Afroaves is a clade of birds, consisting of the kingfishers and kin (Coraciiformes), woodpeckers and kin (Piciformes), hornbills and kin (Bucerotiformes), trogons (Trogoniformes), cuckoo roller (Leptosomiformes), mousebirds (Coliiformes), owls (Strigiformes) and raptors (Accipitriformes). The owls and raptors, which form a sister clade to the rest of the group, are predatory, suggesting the last common ancestor of Afroaves may have been a predatory bird. This group was defined in the PhyloCode by George Sangster and colleagues in 2022 as "the least inclusive crown clade containing Accipiter nisus, Colius colius, and Picus viridis, but not Passer domesticus".

==Phylogeny==

The following cladogram of Afroaves relationships is based on Stiller et al (2024).

Afroaves has not always been recovered as a monophyletic clade in subsequent studies.

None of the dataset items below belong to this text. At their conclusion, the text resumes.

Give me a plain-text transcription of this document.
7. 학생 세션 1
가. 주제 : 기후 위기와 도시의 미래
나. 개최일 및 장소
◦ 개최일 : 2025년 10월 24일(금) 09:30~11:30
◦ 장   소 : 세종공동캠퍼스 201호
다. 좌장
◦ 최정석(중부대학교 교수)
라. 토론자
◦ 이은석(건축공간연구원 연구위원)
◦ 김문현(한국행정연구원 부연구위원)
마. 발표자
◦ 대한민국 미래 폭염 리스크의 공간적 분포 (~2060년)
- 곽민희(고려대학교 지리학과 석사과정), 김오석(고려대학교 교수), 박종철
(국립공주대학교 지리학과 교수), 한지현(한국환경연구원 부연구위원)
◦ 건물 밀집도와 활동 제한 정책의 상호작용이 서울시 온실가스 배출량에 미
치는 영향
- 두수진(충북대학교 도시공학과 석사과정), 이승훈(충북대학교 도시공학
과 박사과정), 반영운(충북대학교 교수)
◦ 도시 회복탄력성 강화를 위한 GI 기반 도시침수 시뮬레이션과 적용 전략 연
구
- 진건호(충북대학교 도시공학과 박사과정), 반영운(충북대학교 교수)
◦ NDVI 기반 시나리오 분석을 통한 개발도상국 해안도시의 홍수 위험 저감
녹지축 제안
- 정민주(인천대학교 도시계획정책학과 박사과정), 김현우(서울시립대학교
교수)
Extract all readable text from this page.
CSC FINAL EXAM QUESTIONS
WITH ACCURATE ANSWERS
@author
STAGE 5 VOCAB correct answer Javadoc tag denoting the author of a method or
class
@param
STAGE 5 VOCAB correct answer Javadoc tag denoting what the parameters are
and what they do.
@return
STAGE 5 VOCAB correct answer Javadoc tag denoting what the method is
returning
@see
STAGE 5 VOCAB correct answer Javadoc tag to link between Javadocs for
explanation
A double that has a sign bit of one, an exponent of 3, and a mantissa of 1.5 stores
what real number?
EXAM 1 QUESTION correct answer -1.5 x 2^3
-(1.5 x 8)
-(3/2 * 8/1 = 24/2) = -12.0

For instance, Prum et al. (2015) recovered the accipitrimorphs as the sister group to a clade (Eutelluraves) comprising the remaining afroavian orders and Australaves, while an analysis by Houde et al. (2019) recovered a clade of accipitrimorphs and owls as sister to the remaining landbirds. Wu et al. (2024) also found recovered and found support the clade of accipitrimorphs and owls (which they have named Hieraves), but found the clade to be sister to Australaves. Kukl et al. (2020) obtained an identical arrangement to Jarvis et al. (2014) but the position of the Strigiformes was only weakly supported by their data. Stiller et al. (2024) recovered the Afroaves as a clade but with the Strigiformes as sister to the Accipitrimorphae, rather than sister to the Coraciimorphae as in the Jarvis tree. Stiller et al. (2024) found that the support for their placement of the Strigiformes increased when additional taxa were included in the analysis.